The declarations of love made by the two daughters have been crafted to flatter Lear, they are exaggerated and the insincerity of this is shown through Shakespeare’s use of poetry. A good example of this is, “sir I love you more than word can wield, the matter dearer than eyesight, space and liberty. ” In other words, the substance of Goneril’s love is too great or weighty to be expressed. Similarly, the phrase, “a love that makes breath poor and speech unable” is hyperbolical as Goneril again tries to make her love seem priceless.
Regan’s declarations are even more exaggerated than her sisters’, “I am made to that self mettle as my sister and price me at her worth”. She tells her father that her own pleasure lies solely in the enjoyment of his love but her sister’s love is only a means to an end. The synthetic language used here to manipulate Lear’s vulnerability reveals that Regan desires to gain more power and control. It is clear that both their speeches are insincere and this creates tension because the audience can see that when the daughters declare their love for their father, they are in fact declaring their greed.

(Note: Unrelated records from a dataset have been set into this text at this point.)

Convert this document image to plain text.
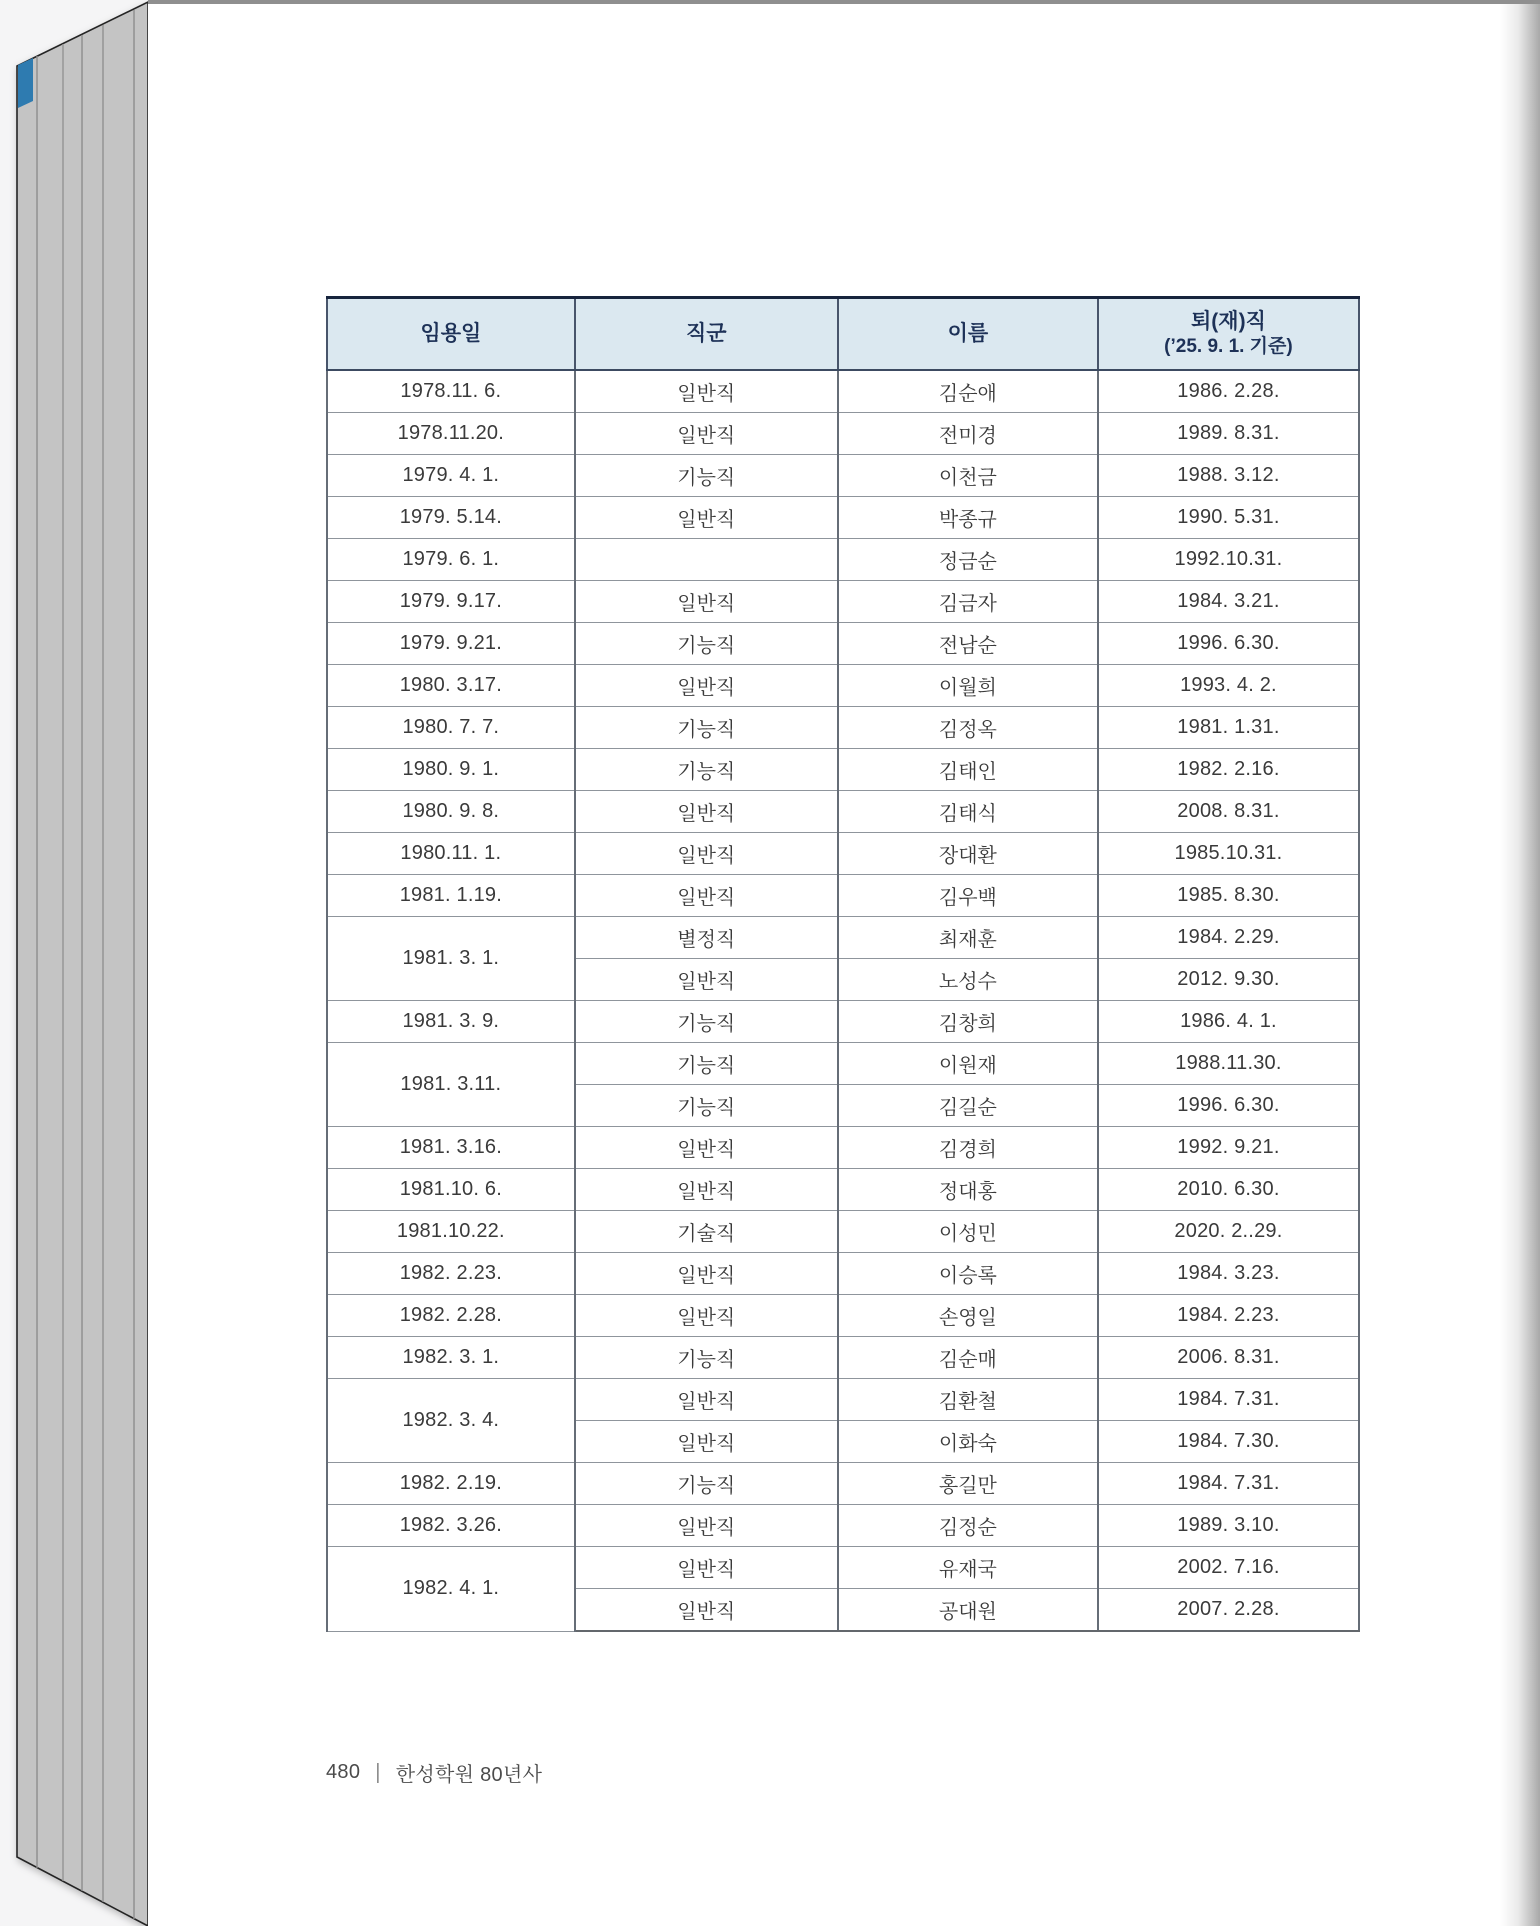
임용일	직군	이름	퇴(재)직
(’25. 9. 1. 기준)

1978.11. 6.	일반직	김순애	1986. 2.28.
1978.11.20.	일반직	전미경	1989. 8.31.
1979. 4. 1.	기능직	이천금	1988. 3.12.
1979. 5.14.	일반직	박종규	1990. 5.31.
1979. 6. 1.		정금순	1992.10.31.
1979. 9.17.	일반직	김금자	1984. 3.21.
1979. 9.21.	기능직	전남순	1996. 6.30.
1980. 3.17.	일반직	이월희	1993. 4. 2.
1980. 7. 7.	기능직	김정옥	1981. 1.31.
1980. 9. 1.	기능직	김태인	1982. 2.16.
1980. 9. 8.	일반직	김태식	2008. 8.31.
1980.11. 1.	일반직	장대환	1985.10.31.
1981. 1.19.	일반직	김우백	1985. 8.30.
1981. 3. 1.	별정직	최재훈	1984. 2.29.
	일반직	노성수	2012. 9.30.
1981. 3. 9.	기능직	김창희	1986. 4. 1.
1981. 3.11.	기능직	이원재	1988.11.30.
	기능직	김길순	1996. 6.30.
1981. 3.16.	일반직	김경희	1992. 9.21.
1981.10. 6.	일반직	정대홍	2010. 6.30.
1981.10.22.	기술직	이성민	2020. 2..29.
1982. 2.23.	일반직	이승록	1984. 3.23.
1982. 2.28.	일반직	손영일	1984. 2.23.
1982. 3. 1.	기능직	김순매	2006. 8.31.
1982. 3. 4.	일반직	김환철	1984. 7.31.
	일반직	이화숙	1984. 7.30.
1982. 2.19.	기능직	홍길만	1984. 7.31.
1982. 3.26.	일반직	김정순	1989. 3.10.
1982. 4. 1.	일반직	유재국	2002. 7.16.
	일반직	공대원	2007. 2.28.
480 | 한성학원 80년사
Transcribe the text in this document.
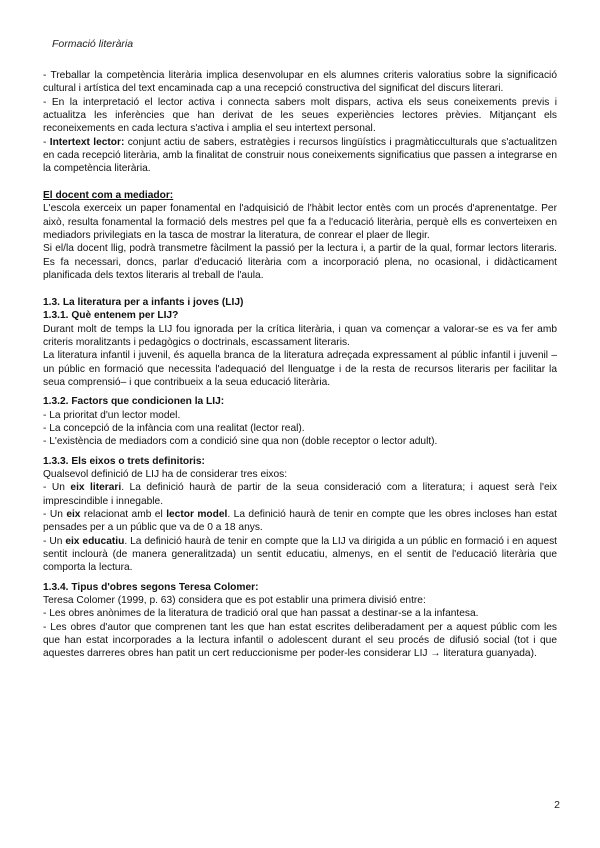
Formació literària

- Treballar la competència literària implica desenvolupar en els alumnes criteris valoratius sobre la significació cultural i artística del text encaminada cap a una recepció constructiva del significat del discurs literari.

- En la interpretació el lector activa i connecta sabers molt dispars, activa els seus coneixements previs i actualitza les inferències que han derivat de les seues experiències lectores prèvies. Mitjançant els reconeixements en cada lectura s'activa i amplia el seu intertext personal.

- Intertext lector: conjunt actiu de sabers, estratègies i recursos lingüístics i pragmàticculturals que s'actualitzen en cada recepció literària, amb la finalitat de construir nous coneixements significatius que passen a integrarse en la competència literària.

El docent com a mediador:

L'escola exerceix un paper fonamental en l'adquisició de l'hàbit lector entès com un procés d'aprenentatge. Per això, resulta fonamental la formació dels mestres pel que fa a l'educació literària, perquè ells es converteixen en mediadors privilegiats en la tasca de mostrar la literatura, de conrear el plaer de llegir.

Si el/la docent llig, podrà transmetre fàcilment la passió per la lectura i, a partir de la qual, formar lectors literaris. Es fa necessari, doncs, parlar d'educació literària com a incorporació plena, no ocasional, i didàcticament planificada dels textos literaris al treball de l'aula.

1.3. La literatura per a infants i joves (LIJ)

1.3.1. Què entenem per LIJ?

Durant molt de temps la LIJ fou ignorada per la crítica literària, i quan va començar a valorar-se es va fer amb criteris moralitzants i pedagògics o doctrinals, escassament literaris.

La literatura infantil i juvenil, és aquella branca de la literatura adreçada expressament al públic infantil i juvenil – un públic en formació que necessita l'adequació del llenguatge i de la resta de recursos literaris per facilitar la seua comprensió– i que contribueix a la seua educació literària.

1.3.2. Factors que condicionen la LIJ:

- La prioritat d'un lector model.

- La concepció de la infància com una realitat (lector real).

- L'existència de mediadors com a condició sine qua non (doble receptor o lector adult).

1.3.3. Els eixos o trets definitoris:

Qualsevol definició de LIJ ha de considerar tres eixos:

- Un eix literari. La definició haurà de partir de la seua consideració com a literatura; i aquest serà l'eix imprescindible i innegable.

- Un eix relacionat amb el lector model. La definició haurà de tenir en compte que les obres incloses han estat pensades per a un públic que va de 0 a 18 anys.

- Un eix educatiu. La definició haurà de tenir en compte que la LIJ va dirigida a un públic en formació i en aquest sentit inclourà (de manera generalitzada) un sentit educatiu, almenys, en el sentit de l'educació literària que comporta la lectura.

1.3.4. Tipus d'obres segons Teresa Colomer:

Teresa Colomer (1999, p. 63) considera que es pot establir una primera divisió entre:

- Les obres anònimes de la literatura de tradició oral que han passat a destinar-se a la infantesa.

- Les obres d'autor que comprenen tant les que han estat escrites deliberadament per a aquest públic com les que han estat incorporades a la lectura infantil o adolescent durant el seu procés de difusió social (tot i que aquestes darreres obres han patit un cert reduccionisme per poder-les considerar LIJ → literatura guanyada).

2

This is then juxtaposed by Cordelia’s simple and minimal responses; “I love your majesty according to my bond, no more nor less” showing that she speaks of her love more honestly. Cordelia’s asides allow her to build a relationship with the audience. These asides may appear spontaneous but Shakespeare has carefully crafted them for her speech to appear sincere and honest. When Cordelia is asked to express her love towards her father, she answers with “nothing”. Lear’s interrogative reply “nothing? suggests her simple answer has comes as a shock to him and the court, this response instantly changes both the mood and the tone within the scene. The short exchanges between Cordelia and Lear and the caesura in this line disrupts the iambic pentameter and the regularity of the blank verse creating dramatic tension on the stage. Lear orders Cordelia to “speak again”, this imperative reveals frustration and anger at which point his volume would increase. Cordelia delays her speech as she refuses to take part in Lear’s ceremonial ‘love test’ suggesting that she has some degree of power.
Her long pause creates an awkward silence on the stage and adding further to the tension between the characters and creating suspense. Lear’s attitude to power is clearly one of pride and arrogance which prevents him from seeing the true nature of Goneril and Regan’s appearances and their hypocrisy. He foolishly believes their excessively sweet and sentimental declarations and this is what makes this passage so dramatic. The power he asserts in this passage blinds him as he rejects the truthful Cordelia who he has banished from the kingdom.